What made iiNet unique, was while it was led by technical experts, the leaders of the company soon realised that people skills and a customer focus would be a key point of difference for them. From 1995, they focussed on recruiting staff from backgrounds like tourism and hospitality, with good communication skills and the ability to learn the technical aspects of the job. iiNet were early adopters of Net Promotor Score: a metric that measures the loyalty of customers to a company. While many other early ISPs were focused on sales volumes, iiNet concentrated on delivering optimal customer experience to generate loyalty and create raving fans. A great model for any business.

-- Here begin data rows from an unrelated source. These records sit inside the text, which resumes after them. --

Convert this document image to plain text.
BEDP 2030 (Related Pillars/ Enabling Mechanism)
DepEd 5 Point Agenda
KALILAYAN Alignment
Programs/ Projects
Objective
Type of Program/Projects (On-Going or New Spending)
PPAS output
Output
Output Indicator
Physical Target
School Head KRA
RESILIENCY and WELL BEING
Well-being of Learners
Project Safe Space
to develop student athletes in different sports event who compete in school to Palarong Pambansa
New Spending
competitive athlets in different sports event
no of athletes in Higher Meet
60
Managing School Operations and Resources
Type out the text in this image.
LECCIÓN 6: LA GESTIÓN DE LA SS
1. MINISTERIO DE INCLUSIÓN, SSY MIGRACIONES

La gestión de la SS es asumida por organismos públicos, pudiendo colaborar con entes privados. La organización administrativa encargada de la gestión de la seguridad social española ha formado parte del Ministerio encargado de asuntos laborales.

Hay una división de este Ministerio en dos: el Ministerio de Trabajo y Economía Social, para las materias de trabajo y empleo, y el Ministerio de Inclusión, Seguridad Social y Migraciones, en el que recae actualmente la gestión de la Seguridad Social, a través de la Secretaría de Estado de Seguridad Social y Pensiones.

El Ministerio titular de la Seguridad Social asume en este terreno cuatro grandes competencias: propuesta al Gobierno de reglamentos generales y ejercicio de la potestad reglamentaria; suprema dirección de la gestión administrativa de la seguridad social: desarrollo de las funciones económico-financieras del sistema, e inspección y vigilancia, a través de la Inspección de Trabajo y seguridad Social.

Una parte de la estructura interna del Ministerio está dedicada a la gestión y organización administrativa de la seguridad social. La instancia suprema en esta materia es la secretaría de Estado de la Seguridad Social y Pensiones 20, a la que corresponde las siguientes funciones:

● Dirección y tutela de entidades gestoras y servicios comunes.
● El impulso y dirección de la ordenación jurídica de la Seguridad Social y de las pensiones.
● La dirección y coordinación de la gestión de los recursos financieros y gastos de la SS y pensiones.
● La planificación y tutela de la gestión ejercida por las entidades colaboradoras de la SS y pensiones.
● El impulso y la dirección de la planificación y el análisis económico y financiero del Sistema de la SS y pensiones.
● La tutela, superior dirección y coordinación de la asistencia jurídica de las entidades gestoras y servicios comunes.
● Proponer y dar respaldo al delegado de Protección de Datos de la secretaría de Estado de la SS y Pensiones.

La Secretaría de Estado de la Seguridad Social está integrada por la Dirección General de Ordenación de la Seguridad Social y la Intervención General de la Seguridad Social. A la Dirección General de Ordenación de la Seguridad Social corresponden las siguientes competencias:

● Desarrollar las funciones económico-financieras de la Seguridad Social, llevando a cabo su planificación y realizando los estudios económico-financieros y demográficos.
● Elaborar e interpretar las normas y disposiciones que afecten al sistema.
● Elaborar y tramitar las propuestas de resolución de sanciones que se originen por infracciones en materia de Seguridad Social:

Several years ago, Michael shared with me that the SBDC played a part in iiNet’s early journey, by providing him with business information and guidance that was invaluable to an innovator with no business experience or training.

Just like iiNet, 30 years on, we are still here and still focused on our customers — small businesses that are striving to build their own success stories, whether or not they are aiming to become a multi-billion-dollar organisation.

Starting any business requires sacrifices and the courage to take risks, being dedicated, resilient and not expecting overnight success. Building a successful business also takes the right support and advice at different times, and I’m very glad that the SBDC was there at the stage in iiNet’s journey where we could help steer them on the right path.

So, whether you're starting a business from your garage or launching a new venture in a competitive market, remember that every business starts out small. The key lessons I think Michael (and many other successful entrepreneurs) have to share with us are:

  • Don't be discouraged by the challenges you will inevitably face when starting your own business,
  • Be open to learning, adapting and asking for assistance along the way, and
  • Never forget that your customer is part of your story – without customers, no business is viable.

And if you are eager to build a WA success story like iiNet’s, be patient and remember: from little things, big things grow.